Monday, January 15, 2007

Isabelita Peron Busted: No Crying Allowed (Marc Cooper)

They say that justice delayed is justice denied. One proverbial counterpart would be, better late than never. Marc Cooper opts for the latter.

The remarkable political career of Juan Domingo Perón and his second and third wives, Eva (better known as Evita) and later Isabel, defined Argentine politics for a generation--not only when they were in power, in 1946-1955 and then in 1973-1976, but also during Perón's exile from 1955-1973, when he continued to cast a giant shadow over the country. Those who are unfamiliar with this saga might find Cooper's discussion of its peculiar final act--when Perón returned from exile in 1973 to become President again, died, and was succeeded by his wife "Isabelita"--especially illuminating.

Incidentally, Cooper might have mentioned that the current President of Argentina, Néstor Kirchner, belongs to the Justicialist Party founded by Perón (though from a wing of the Party that was violently repressed during Isabel Perón's presidency). In some ways, the fact that Isabel Perón is being indicted by a Peronist government (technically, the judiciary is acting independently, but in a case like this I doubt it's acting entirely independently) makes this event even more interesting and symbolically significant.

--Jeff Weintraub
=========================
Marc Cooper
January 12, 2007
Isabelita Peron Busted: No Crying Allowed

Let's use the parenthesis of the weekend to squeeze in a piece of cheery news from across the pond.

Former Argentine President Isabel Peron, 75, has been arrested by Spanish police as part of a deepening probe into death squad murders of the 1970's. It took long enough, but better late than never. She now faces possible extradition and trial on human rights charges.

The origin of the Argentine "dirty war" is generally and mistakenly attributed to the military regime which overthrew her government in March 1976. But it was, in fact, Isabel herself that got the mass killings off to a bloody start. Her husband, the legendary authoritarian populist Juan Domingo Peron, had named her VP and when he died in 1974, Isabelita, a former night club dancer, became Argentina's president.

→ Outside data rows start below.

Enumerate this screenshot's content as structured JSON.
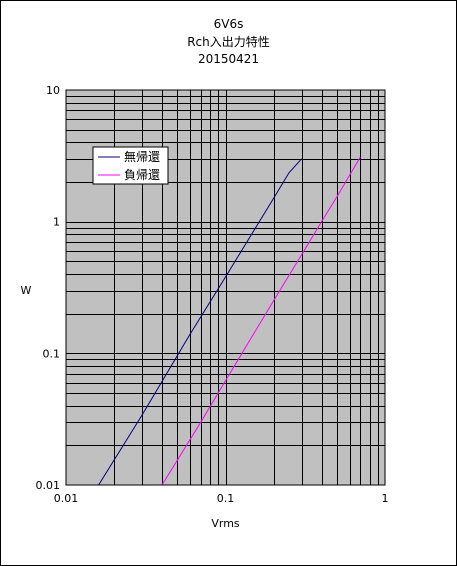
{
  "chart_data": {
    "type": "line",
    "title": [
      "6V6s",
      "Rch入出力特性",
      "20150421"
    ],
    "xlabel": "Vrms",
    "ylabel": "W",
    "xscale": "log",
    "yscale": "log",
    "xlim": [
      0.01,
      1
    ],
    "ylim": [
      0.01,
      10
    ],
    "xticks": [
      "0.01",
      "0.1",
      "1"
    ],
    "yticks": [
      "0.01",
      "0.1",
      "1",
      "10"
    ],
    "grid": true,
    "legend": "top-left",
    "series": [
      {
        "name": "無帰還",
        "color": "#000080",
        "x": [
          0.016,
          0.03,
          0.06,
          0.1,
          0.15,
          0.2,
          0.25,
          0.3
        ],
        "y": [
          0.01,
          0.034,
          0.14,
          0.38,
          0.85,
          1.5,
          2.35,
          3.0
        ]
      },
      {
        "name": "負帰還",
        "color": "#FF00FF",
        "x": [
          0.04,
          0.07,
          0.1,
          0.2,
          0.3,
          0.4,
          0.5,
          0.6,
          0.7
        ],
        "y": [
          0.01,
          0.03,
          0.062,
          0.25,
          0.56,
          1.0,
          1.55,
          2.25,
          3.1
        ]
      }
    ]
  }
}
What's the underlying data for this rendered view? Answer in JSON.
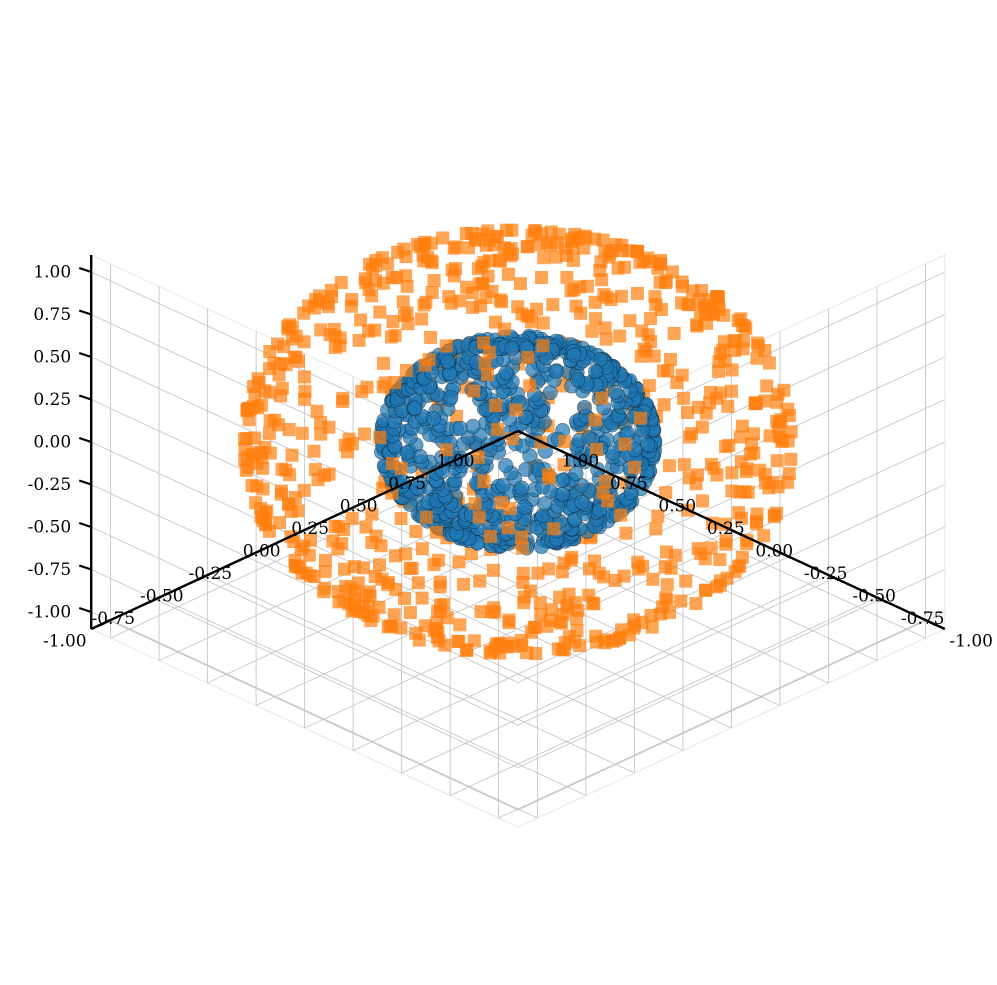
{
  "chart_data": {
    "type": "scatter",
    "projection": "3d",
    "title": "",
    "xlabel": "",
    "ylabel": "",
    "zlabel": "",
    "xlim": [
      -1.1,
      1.1
    ],
    "ylim": [
      -1.1,
      1.1
    ],
    "zlim": [
      -1.1,
      1.1
    ],
    "x_ticks": [
      "-1.00",
      "-0.75",
      "-0.50",
      "-0.25",
      "0.00",
      "0.25",
      "0.50",
      "0.75",
      "1.00"
    ],
    "y_ticks": [
      "-1.00",
      "-0.75",
      "-0.50",
      "-0.25",
      "0.00",
      "0.25",
      "0.50",
      "0.75",
      "1.00"
    ],
    "z_ticks": [
      "-1.00",
      "-0.75",
      "-0.50",
      "-0.25",
      "0.00",
      "0.25",
      "0.50",
      "0.75",
      "1.00"
    ],
    "grid": true,
    "legend": "none",
    "series": [
      {
        "marker": "circle",
        "color": "#1f77b4",
        "edgecolor": "#000000",
        "alpha": 0.7,
        "shape": "sphere",
        "center": [
          0,
          0,
          0
        ],
        "radius": 0.5,
        "count": 800
      },
      {
        "marker": "square",
        "color": "#ff7f0e",
        "alpha": 0.7,
        "shape": "sphere",
        "center": [
          0,
          0,
          0
        ],
        "radius": 1.0,
        "count": 800
      }
    ]
  }
}
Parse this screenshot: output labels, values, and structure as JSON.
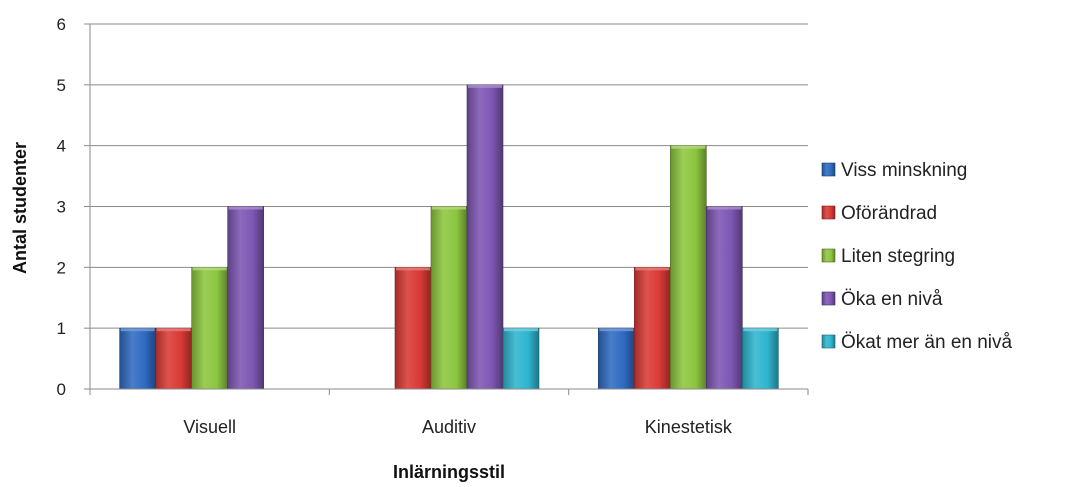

Real power, however, was concentrated in the hands of the deceased Peron's private secretary and Isabel's Minister of Social Welfare [sic] Jose Lopez Rega. A hard-bitten and quite literal fascist, Lopez Rega was the fanatical organizer of the Argentine Anti-Communist Alliance -- the AAA death squads. Operating with absolute impunity and with the support of Isabel, the murder squads were run in open daylight from the Ministry of Social Welfare's facilities. I lived in Buenos Aires at the time and those satanic Green Ford Falcons used by the squads could be seen parked at the Ministry's gates. An estimated 1500 civilians were murdered during Isabel and Lopez Rega's killing spree. The succeeding military dictatorship killed somewhere between ten to twenty thousand more over the next 7 years ( I had my own brush with the death squads a week after the military came to power but fortunately am here to tell the tale).

Isabel had no political experience nor aptitude when old man Peron, 35 years her senior, picked her up in a Panama bar in 1960. He tried to reshape her into a re-incarnation of his long-lost Evita who had died in the previous decade while he was still in power. But Isabel lacked the brains, the beauty and the charisma of the woman she replaced as Peron's wife. While in office, as VP and later as President, the Peronistas lamely tried to create an Evita-like personality cult around Isabel. Historical encores, however, always play as farce. In this case, a quite tragic one.

After two decades in exile, Peron came back to power in 1973. His arrival at Buenos Aires airport was marked by a massacre of his more leftist supporters at the hands of, yes, his more right-wing supporters (led by Lopez Rega). When he died a year later in office, Isabel formally consolidated the extreme right-wing currents within Peronism. It's authoritarian aspects had long ago consumed its more populist leanings. It's a lesson, by the way, that the uncritical supporters of Hugo Chavez ought to ponder very seriously.

But I digress. The arrest of Isabel Peron is a positive sign that Argentina is still determined to get to the bottom of its national horror. May she be shipped to Buenos Aires, tried for her crimes, and locked up in a jail cell for the rest of her miserable existence.